Cesar had his lesson in the morning, and no matter how hard he begged them to go outside, everyone sat down and listened. He was improving so quickly, even the other boys knew that what they were seeing was more interesting than television. He didn’t sound a thing like Roxane anymore. He was finding his own depth. Every morning, he unfolded his voice before them like a rare jeweled fan; the more you listened, the more intricate it became. The crowd assembled in the living room could always count on the fact that he would be even better than he had been the day before. That was what was so astonishing about it. He had yet to show the slightest hint of finding the edges of what he was capable of. He sang with hypnotic passion and then with passionate lust. How impossible it seemed, so much voice pouring out of such an average boy. His arms still hung useless at his sides.

When Cesar released his final note, they were raucous, stamping their feet and whistling. “Hail, Cesar!” they called, hostage and terrorist alike. He was their boy. There was not a man or woman there who did not acclaim his greatness.

Thibault leaned over and whispered in the Vice President’s ear. “One must wonder how our diva is taking this.”

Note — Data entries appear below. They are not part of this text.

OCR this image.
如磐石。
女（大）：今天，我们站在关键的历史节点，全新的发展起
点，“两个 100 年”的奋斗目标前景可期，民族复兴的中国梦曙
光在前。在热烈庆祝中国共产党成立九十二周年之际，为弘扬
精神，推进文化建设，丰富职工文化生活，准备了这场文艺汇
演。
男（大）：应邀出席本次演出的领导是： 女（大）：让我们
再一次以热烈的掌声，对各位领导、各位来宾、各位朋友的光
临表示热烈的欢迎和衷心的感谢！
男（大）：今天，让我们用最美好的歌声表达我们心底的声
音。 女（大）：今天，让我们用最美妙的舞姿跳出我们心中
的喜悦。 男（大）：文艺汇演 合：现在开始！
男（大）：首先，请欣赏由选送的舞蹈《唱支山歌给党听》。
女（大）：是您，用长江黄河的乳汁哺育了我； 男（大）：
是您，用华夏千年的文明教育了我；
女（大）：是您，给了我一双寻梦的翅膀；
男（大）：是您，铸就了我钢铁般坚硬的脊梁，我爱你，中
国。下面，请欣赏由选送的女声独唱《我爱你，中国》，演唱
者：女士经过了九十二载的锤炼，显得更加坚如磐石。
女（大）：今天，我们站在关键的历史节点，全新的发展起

“With a brave face, no doubt,” Ruben whispered back, and then he put two fingers in his mouth and blew a long, high whistle.

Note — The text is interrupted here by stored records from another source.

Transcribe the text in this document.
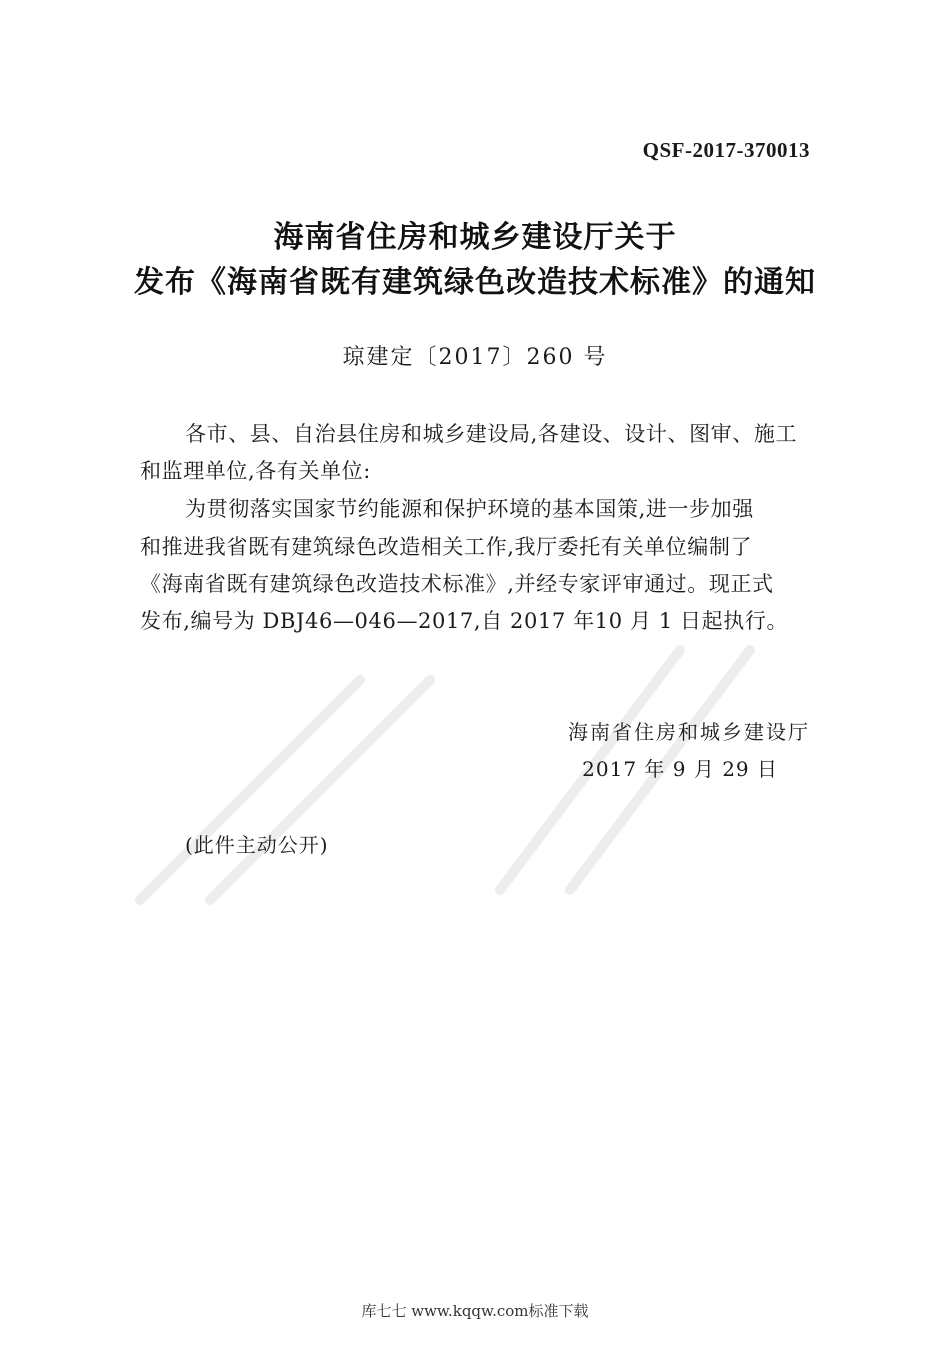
QSF-2017-370013
海南省住房和城乡建设厅关于
发布《海南省既有建筑绿色改造技术标准》的通知
琼建定〔2017〕260 号
各市、县、自治县住房和城乡建设局,各建设、设计、图审、施工
和监理单位,各有关单位:
为贯彻落实国家节约能源和保护环境的基本国策,进一步加强
和推进我省既有建筑绿色改造相关工作,我厅委托有关单位编制了
《海南省既有建筑绿色改造技术标准》,并经专家评审通过。现正式
发布,编号为 DBJ46—046—2017,自 2017 年10 月 1 日起执行。
海南省住房和城乡建设厅
2017 年 9 月 29 日
(此件主动公开)
库七七 www.kqqw.com标准下载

Cesar took a few nervous bows and when he was through the crowd began to call for Roxane. “Sing! Sing!” they demanded. She shook her head several times, but they did not accept this. It only made them call out more. When she finally stood she was laughing, because who did not feel the joy in such music? She raised her hands to try and silence them.

“Only one!” she said. “I can’t compete with this.” She leaned over and whispered in Kato’s ear and he nodded. What was she whispering? They did not speak the same language.

Kato had transcribed the music from Il Barbiere di Siviglia for the piano and his fingers sprang high off the keys as if they were scorching to the touch. There was a time when she had missed the orchestra, the sweet weight of so many violins in front of her, but she never thought about it now. She stepped into the music as if it was a cool stream on a hot day and began “Una Voce Poco Fa.” The music sounded exactly right to her now, and she thought this was the way Rossini had always intended it to be. Despite what anyone might whisper, she could certainly compete, and she could win. Her singing was a meringue, and when she trilled past the highest notes she put her hands on her hips and rocked them back and forth, smiling wickedly at the audience. She was an actress, too. She must teach that part to Cesar. A thousand wayward tricks, and subtle wiles, I’d play before they should guide my will. They cheered for her. Oh, how they loved those ridiculously high notes, the impossible acrobatics that she tossed off as if they were nothing at all. At the end she made them dizzy, and then she threw up her hands and said, “Outside, all of you,” and even though they didn’t know what she was saying, they followed her command and went out into the sunlight.

Mr. Hosokawa laughed and kissed her cheek. Who could believe such a woman existed? He went to the kitchen to make her a cup of tea and Cesar sat beside her on the piano bench, hoping that his lesson might be extended now that everyone was gone.